Ambos saíram de pequenas cidades do interior do Brasil para se tornarem cientistas com formação internacional e êxito profissional. Do começo da carreira até se tornarem referências em suas áreas de atuação, vários desafios foram superados e muitas pessoas os ajudaram pelo caminho.
É o que contam o imunologista Gustavo Cabral, pesquisador na área de desenvolvimento de vacinas do Departamento de Imunologia do Instituto de Ciências Biomédicas da Universidade de São Paulo (USP) e a diretora do Centro de Desenvolvimento e Inovação do Instituto Butantan, Ana Marisa Chudzinski-Tavassi, no segundo episódio do podcast “SaBer”, do Instituto Butantan, lançado nesta segunda (2). Assista ao vídeo na íntegra abaixo.
De feirante a consultor da ONU
Até os 18 anos, Gustavo era feirante em Tucanos (BA), pequeno município do sertão baiano, e mal tinha tempo para manter o estudo regular devido à necessidade de trabalhar para seu sustento e o da família. Hoje, aos 40 anos, ele tem três pós-doutorados, é pesquisador na Universidade de Oxford e consultor da Organização das Nações Unidas (ONU).
A “virada de chave” foi compreender que somente pelo estudo teria condições de ascender socialmente. Gustavo voltou a estudar aos 18 anos no colegial de uma escola pública e, com o dinheiro conquistado nas vendas de frutas na feira, ingressou em um colégio particular aos 21 anos, para ter condições de passar em uma universidade pública. A tentativa deu certo, ele usou a bolsa de iniciação científica adquirida por cursar Ciências Biológicas na Universidade do Estado da Bahia (UNEB) para se bancar e foi galgando degraus acadêmicos até então inimagináveis para alguém com a sua origem.

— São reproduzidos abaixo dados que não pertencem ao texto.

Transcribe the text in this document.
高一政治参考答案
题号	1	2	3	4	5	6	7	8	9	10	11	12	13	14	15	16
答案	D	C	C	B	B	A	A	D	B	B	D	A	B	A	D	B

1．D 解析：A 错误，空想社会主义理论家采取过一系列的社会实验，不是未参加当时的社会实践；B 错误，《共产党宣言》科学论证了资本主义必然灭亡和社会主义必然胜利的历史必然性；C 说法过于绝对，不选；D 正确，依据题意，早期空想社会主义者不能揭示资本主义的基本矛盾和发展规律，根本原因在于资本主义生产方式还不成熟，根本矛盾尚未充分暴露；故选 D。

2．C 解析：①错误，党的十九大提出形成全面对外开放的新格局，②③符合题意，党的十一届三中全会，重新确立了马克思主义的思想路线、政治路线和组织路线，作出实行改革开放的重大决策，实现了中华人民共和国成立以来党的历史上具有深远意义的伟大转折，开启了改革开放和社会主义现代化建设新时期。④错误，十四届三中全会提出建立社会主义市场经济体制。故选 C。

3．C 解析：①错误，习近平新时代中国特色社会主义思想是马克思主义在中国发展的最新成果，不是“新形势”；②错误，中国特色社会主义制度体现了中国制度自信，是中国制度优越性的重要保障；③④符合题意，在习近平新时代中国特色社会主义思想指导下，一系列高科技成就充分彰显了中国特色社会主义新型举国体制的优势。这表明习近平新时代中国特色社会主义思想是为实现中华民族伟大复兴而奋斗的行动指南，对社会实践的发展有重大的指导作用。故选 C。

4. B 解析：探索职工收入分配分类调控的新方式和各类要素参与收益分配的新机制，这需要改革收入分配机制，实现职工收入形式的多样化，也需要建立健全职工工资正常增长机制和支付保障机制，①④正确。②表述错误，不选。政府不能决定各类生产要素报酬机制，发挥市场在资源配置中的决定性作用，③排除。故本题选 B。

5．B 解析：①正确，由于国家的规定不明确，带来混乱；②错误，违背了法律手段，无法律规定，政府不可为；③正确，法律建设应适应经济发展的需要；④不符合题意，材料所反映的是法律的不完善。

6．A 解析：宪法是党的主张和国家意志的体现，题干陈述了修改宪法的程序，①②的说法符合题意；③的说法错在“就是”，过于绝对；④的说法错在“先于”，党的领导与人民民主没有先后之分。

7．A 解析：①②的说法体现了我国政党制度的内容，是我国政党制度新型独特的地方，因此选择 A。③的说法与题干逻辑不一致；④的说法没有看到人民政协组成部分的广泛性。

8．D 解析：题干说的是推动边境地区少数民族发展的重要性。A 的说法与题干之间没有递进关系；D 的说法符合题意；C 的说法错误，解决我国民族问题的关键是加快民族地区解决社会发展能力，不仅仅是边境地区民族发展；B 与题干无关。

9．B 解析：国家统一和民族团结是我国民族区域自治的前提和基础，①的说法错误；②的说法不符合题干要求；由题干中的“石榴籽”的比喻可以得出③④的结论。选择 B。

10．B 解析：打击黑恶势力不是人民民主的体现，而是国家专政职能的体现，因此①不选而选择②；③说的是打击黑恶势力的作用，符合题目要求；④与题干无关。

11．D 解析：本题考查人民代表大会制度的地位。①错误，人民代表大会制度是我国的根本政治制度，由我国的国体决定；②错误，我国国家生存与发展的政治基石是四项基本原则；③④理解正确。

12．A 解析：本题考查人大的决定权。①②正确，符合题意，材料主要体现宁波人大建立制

“Quando comecei o curso, conheci meu orientador, que me dava as dicas mais certas, abriu várias portas para mim. Eu falei que não tinha condições de me manter e a bolsa de iniciação científica foi minha salvação. [...] De repente percebi que precisava passar no mestrado porque tinha a bolsa, e eu usei parte do valor para aprender inglês”, conta o imunologista.
Da vila rural à terra de Louis Pasteur
A diretora do CDI também percorreu um longo caminho até chegar ao posto em que está hoje, sempre com o objetivo de aprender a “fazer remédio”, seu desejo de infância quando ouvia o avô falar sobre o poder das plantas. Ela e a família se mudaram do distrito de Felipe Schmidt, uma então vila rural de Canoinhas, interior de Santa Catarina, para completar o ensino fundamental em outro município catarinense. Como resultado, Ana Marisa ingressou na faculdade de Farmácia e Bioquímica da Universidade Federal do Paraná, em Curitiba (PR). Lá, descobriu sua verve de pesquisadora, aprimorada no mestrado pela Universidade Federal de São Paulo (Unifesp) e no doutorado pelo Instituto Pasteur, na França, e como pesquisadora concursada no Instituto Butantan desde 1987.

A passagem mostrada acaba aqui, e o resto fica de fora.